Histórias
Rene Seifert, o padeiro que não vende pão
"Ó, dá para escutar o som do pão. Tá ouvindo?", pergunta Rene Seifert, sorrindo, enquanto segura nas mãos um disco marrom-dourado de casca crocante envolto por uma luva de padeiro. Seu pão do campo acabou de sair do forno e ainda estala, aqui e ali, ao contato da massa quente com o ar fresco da manhã em Witmarsum, no município paranaense de Palmeira. "Isso aqui, sabe, é apaixonante. Acho que é por isso que eu faço pão toda semana."
Não há quem viva em Curitiba e região que goste de pães artesanais, daqueles feitos com fermentação natural e matéria-prima de origem, e não conheça Rene.
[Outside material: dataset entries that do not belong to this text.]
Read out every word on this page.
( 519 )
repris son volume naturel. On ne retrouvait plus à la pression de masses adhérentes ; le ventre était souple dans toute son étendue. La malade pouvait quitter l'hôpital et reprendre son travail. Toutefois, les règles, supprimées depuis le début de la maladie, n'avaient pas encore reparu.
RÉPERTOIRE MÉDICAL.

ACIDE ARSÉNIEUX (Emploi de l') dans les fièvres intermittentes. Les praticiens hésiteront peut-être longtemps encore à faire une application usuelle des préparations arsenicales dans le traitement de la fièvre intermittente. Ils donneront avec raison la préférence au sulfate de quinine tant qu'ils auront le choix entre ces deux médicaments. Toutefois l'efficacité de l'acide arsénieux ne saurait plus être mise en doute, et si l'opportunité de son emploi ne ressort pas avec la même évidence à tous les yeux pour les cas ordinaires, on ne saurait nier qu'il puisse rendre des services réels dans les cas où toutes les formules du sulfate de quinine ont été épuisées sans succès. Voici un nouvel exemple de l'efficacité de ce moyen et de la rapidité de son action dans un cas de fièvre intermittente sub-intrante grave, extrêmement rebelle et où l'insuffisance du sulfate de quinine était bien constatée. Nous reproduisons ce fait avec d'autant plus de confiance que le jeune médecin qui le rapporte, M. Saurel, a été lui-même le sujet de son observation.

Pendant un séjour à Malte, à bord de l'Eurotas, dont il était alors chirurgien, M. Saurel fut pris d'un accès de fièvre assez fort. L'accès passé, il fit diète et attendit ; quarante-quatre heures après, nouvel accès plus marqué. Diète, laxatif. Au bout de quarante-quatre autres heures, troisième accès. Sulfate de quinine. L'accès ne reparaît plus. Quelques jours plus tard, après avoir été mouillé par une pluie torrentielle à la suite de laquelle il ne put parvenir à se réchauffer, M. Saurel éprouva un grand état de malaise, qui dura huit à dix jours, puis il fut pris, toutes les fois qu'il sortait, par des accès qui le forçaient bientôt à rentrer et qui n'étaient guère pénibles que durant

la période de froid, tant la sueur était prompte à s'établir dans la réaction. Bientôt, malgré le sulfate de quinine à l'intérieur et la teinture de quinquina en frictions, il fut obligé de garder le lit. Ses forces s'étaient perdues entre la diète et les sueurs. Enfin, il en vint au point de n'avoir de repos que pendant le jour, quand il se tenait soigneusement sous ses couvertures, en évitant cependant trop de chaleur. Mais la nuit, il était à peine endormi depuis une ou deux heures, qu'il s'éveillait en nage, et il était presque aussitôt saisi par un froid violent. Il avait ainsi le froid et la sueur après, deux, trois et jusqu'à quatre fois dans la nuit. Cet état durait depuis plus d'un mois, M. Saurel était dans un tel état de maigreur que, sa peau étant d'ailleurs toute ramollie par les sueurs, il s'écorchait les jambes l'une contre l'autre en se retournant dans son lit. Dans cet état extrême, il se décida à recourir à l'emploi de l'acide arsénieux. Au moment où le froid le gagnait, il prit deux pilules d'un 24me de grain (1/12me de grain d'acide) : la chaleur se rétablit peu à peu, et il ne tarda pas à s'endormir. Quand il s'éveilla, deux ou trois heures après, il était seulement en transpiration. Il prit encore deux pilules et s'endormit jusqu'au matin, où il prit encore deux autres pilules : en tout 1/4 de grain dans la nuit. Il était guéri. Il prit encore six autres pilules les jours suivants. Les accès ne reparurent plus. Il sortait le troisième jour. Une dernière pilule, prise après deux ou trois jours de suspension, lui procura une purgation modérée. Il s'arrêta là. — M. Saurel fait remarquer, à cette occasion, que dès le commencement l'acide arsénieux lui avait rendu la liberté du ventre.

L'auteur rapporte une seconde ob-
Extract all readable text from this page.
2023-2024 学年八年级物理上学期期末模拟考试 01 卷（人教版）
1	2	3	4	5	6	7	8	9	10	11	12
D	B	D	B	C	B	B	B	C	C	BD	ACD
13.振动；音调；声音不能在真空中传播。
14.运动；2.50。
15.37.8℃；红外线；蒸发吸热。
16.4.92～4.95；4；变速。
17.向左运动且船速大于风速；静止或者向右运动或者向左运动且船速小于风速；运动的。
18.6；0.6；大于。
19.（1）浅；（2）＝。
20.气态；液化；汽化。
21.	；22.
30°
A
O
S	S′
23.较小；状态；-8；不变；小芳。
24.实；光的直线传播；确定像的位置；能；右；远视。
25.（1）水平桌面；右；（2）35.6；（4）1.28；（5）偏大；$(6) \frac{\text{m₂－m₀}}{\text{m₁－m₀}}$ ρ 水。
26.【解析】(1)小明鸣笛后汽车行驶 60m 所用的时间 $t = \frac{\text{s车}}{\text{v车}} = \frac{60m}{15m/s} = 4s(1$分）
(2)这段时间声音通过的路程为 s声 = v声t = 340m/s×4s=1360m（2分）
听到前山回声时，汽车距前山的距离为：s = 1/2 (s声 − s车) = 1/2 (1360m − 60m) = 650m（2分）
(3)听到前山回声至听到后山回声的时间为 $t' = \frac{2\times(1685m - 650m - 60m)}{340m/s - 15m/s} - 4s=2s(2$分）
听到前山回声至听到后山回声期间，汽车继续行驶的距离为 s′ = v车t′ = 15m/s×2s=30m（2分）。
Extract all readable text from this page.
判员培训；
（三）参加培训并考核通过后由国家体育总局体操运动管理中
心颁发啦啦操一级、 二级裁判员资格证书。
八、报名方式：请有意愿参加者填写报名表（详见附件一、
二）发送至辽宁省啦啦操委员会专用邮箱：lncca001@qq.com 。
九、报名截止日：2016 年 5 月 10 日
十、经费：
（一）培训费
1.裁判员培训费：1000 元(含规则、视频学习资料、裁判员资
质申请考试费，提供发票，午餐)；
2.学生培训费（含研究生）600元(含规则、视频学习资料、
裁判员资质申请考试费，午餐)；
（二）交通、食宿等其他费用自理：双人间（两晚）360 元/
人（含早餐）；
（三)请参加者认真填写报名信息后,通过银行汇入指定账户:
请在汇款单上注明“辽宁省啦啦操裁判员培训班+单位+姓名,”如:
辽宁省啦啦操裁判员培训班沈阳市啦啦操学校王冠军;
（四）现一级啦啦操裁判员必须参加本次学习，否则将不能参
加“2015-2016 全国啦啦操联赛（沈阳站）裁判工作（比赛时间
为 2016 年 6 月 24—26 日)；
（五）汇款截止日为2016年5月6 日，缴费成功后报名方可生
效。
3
Se não pessoalmente, alguma coisa deve ter ouvido falar sobre o professor de administração da Universidade Tecnológica Federal do Paraná (UTFPR).
O professor de 42 anos, natural da cidade gaúcha de Lajeado que, desde 2006, divide o ofício da sala de aula com o de padeiro. Não um padeiro convencional, disposto a vender cada fornada. Um padeiro que faz pães para compartilhar. E que ensina os outros a assar pão.
Em vez de trocá-los por dinheiro, Rene segue a lógica ancestral do campo: dá um produto seu e recebe outro em retribuição. É assim que mantém sua mesa do café da manhã com os queijos artesanais de Witmarsum, as geleias e a manteiga e até a faca que usa para cortar os salames caseiros de Porco Moura (criado ali mesmo, nos fundos do terreno).
Foi assim com a cerca branca de madeira que divide o quintal de sua casa, na colônia alemã a 60 km de Curitiba. E também com os dois cavalos que pastam logo ao lado. De vez em quando, seus pães são trocados por experiências, como refeições nos restaurantes dos amigos.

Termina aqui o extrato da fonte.